When Robin read my column on middle children, she related the "favoritism" of siblings to her parents' extravagant treatment of her nephew. This column appeared in the Home News Tribune on 08/22/07
Home News Tribune reader Robin e-mailed me with this comment: "After reading your column on middle children, and how they feel neglected because the oldest child and youngest child get so much attention, I want to point out to you that a grandchild creates an even bigger problem. I can't believe the attention that my parents have showered on my nieces and nephews. Can you imagine that my nephew received a $300 video iPod from my parents when the most expensive gift they ever got me as a child was $50?"
Robin makes an excellent point, which falls under the rubric of favoritism. It is detrimental to children, whether they are toddlers or adults, and it is harmful to children, whether it relates to their siblings or their nieces/nephews. The Babylonian Talmud poignantly describes the damage that can result from favoritism. Tractate Sabbath (10B) states, "It was because of what Jacob gave to Joseph in excess of his other sons, that his brothers became jealous of him." The Talmud concludes, "The matter resulted in our forefathers' descent into Egypt."
Don't expect this entire column to discuss favoritism, because it is not one of those issues that can be presented from two points of view. There is no formidable pro-favoritism lobby out there, and there is no scholarly research I know of that has tested favoritism's harm, using a control group. Parents who care about their children cannot make one of them the center of their universe, nor can they do that to a grandchild. Dr. William Doherty of the University of Minnesota explained to his own children, "In the solar system of our family, our marriage is the sun and the children are the planets, rather than the other way around."

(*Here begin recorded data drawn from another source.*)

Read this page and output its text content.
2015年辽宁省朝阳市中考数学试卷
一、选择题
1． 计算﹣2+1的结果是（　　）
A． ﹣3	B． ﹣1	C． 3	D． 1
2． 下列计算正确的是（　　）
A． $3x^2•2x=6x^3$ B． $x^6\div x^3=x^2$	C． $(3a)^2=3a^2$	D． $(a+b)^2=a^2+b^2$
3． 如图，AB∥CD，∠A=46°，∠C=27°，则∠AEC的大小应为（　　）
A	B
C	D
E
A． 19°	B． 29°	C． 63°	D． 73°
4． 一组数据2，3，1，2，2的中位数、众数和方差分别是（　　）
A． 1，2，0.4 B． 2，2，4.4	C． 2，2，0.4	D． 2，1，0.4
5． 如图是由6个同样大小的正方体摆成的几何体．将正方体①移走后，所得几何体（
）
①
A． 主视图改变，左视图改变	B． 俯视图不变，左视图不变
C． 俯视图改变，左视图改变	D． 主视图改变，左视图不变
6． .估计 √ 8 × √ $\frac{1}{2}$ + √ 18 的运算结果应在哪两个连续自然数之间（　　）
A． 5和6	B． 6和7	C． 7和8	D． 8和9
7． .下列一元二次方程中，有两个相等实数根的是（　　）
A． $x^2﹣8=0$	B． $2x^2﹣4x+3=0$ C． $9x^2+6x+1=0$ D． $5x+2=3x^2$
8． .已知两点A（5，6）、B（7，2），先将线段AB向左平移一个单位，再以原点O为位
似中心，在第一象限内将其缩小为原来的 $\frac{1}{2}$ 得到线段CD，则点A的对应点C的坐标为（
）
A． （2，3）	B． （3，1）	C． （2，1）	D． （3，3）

I have chosen to use the remaining space here to discuss some important issues that face America's 56 million grandparents that came to light in a poll of 1,419 parents and 1,209 grandparents, which was conducted by Child magazine in December 2006. While it is encouraging to know that 80 percent of the nation's grandparents had visited or spoken with their grandchildren by phone in the past month, according to AARP, it is a bit disheartening to know that 62 percent of grandparents want more time with their grandchildren, and only 47 percent of parents would welcome the extra bonding time. Contact with grandparents is seen as a disruption of the weekly routine and the culprit appears to be overscheduling.
The author of the Child magazine article, Jessica Brown, quotes a grandfather named Doug, who lives 2 1/2 hours away from his son and grandchildren and complains, "I'd love to see my three grandchildren more often, but they have something to do every weekend, basketball, dancing, soccer, you name it." Sadly Doug adds, "The fault is with my son, not the kids, because he should be going out of his way to make time for visits."
With many households facing the dilemma of overscheduling, I'd like to pose these questions: Do parents believe that soccer is a more worthwhile use of their child's time than interaction with his/her extended family? Can the benefits of dancing compare to the priceless conveyance of values, affection, and history that occurs in multigenerational bonding with grandparents?
The survey indicates that the biggest obstacle to closeness is physical distance. Among the respondents, parents and grandparents lived an average of 235 miles from each other. Psychiatrist Arthur Kornhaber, M.D., encourages families to exchange photos and video mail to keep the emotional attachment going. "And if you need to save more money for visits to keep the generations close," he remarked, "consider it spiritual currency."
The Child magazine survey describes discipline as "a hot-button" issue. Brown states that when it comes to critiquing their child's parenting style, 36 percent of grandparents wish they didn't have to bite their tongues. Eighty-one percent of parents think grandparents applaud the tactics they use. In fact, however, only 63 percent of grandparents give their seal of approval.
Does the video iPod that began this column constitute spoiling? Brown indicates, "Only 34 percent of grandparents feel they spoil their grandkids more than the parents do. Instead, a surprising 56 percent of parents own up to playing the role of the chief spoiler." The article quotes Amy, whose mother-in-law brings her 4-year-old a present on each visit: "I understand her desire to do so, but I want my daughter to appreciate gifts, not expect them."
This column is dedicated to our first grandchild, David, born July 19.